自動車部品を製造するカルソニックカンセイ(CK)は、グローバルでの開発体制を強化するため、製品開発(設計)および生産設備開発(生産技術)の設計手順やノウハウを共有・統一化する「Engineering Work Manual」(EWM)を構築し、2013年から本格的な運用を開始している。

 EWMは、「いわば設計と生産技術開発の教本」(常務執行役員 グローバルテクノロジー本部副本部長の成田克之氏)。
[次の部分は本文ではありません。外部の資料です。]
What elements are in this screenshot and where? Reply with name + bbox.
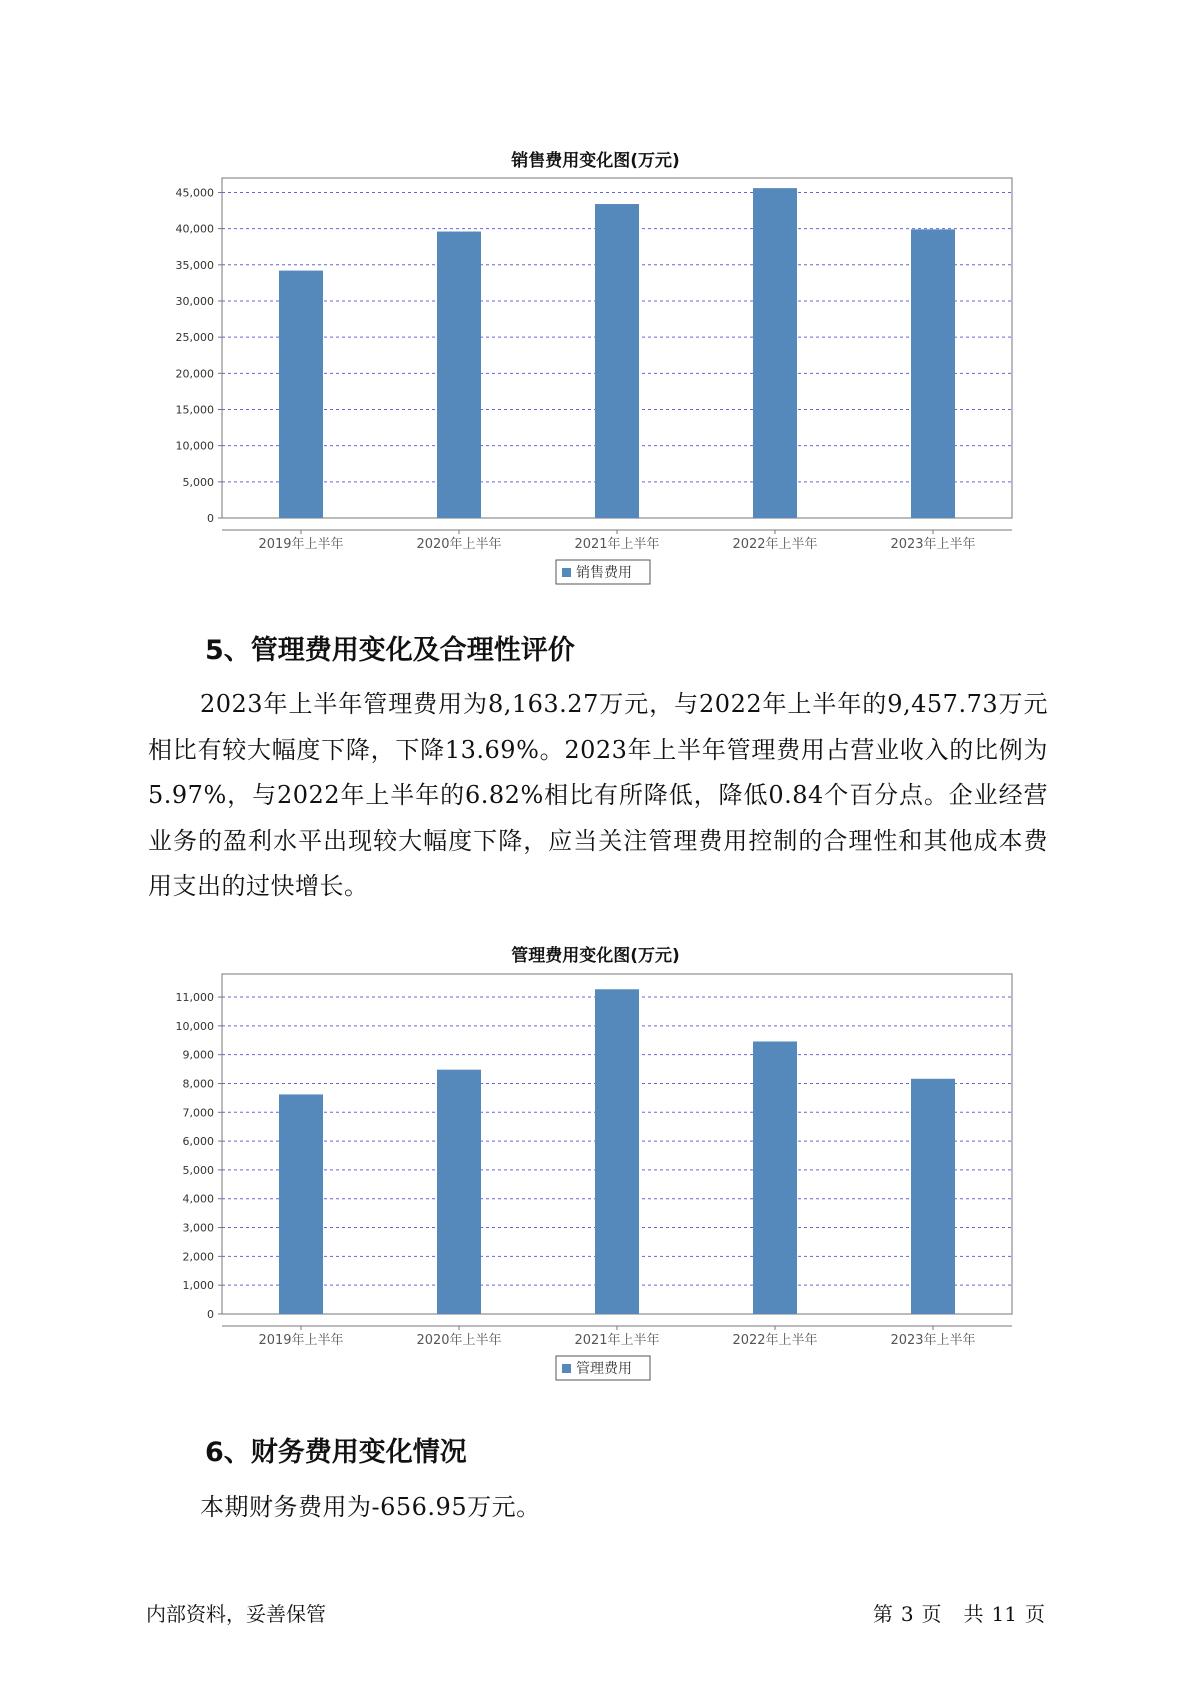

製品および生産設備の開発におけるベテラン技術者の仕事の進め方を洗い出して形式知化し、システムに落とし込むことで、経験の浅い技術者でも新人でもベテランの仕事の仕方を学びながら、ベテラン並みの仕事ができるようにすることを目指している

 ベテランの頭の中には、プロジェクト・マネジメントの進め方、製品や設備の開発手順、詳細な技術検討の方法といった仕事のノウハウが入っており、それが彼らの高い業務遂行能力の礎となっている。しかし、それらは必ずしも形式化された共有可能な知見にはなっていない。

 そこで、ベテラン技術者に対するヒアリングに基づき、彼らが実際の仕事上ではこう振る舞っているというワークフローと設計作業を整理した。それがEWMだ。現在、空調機器や熱交換器などの代表的な機種のEWMを製品設計で31、生産技術で26種類運用している。あたかもベテランが思考するように業務を進められるため、業務のノウハウが身に付き、効率的な開発が可能となる。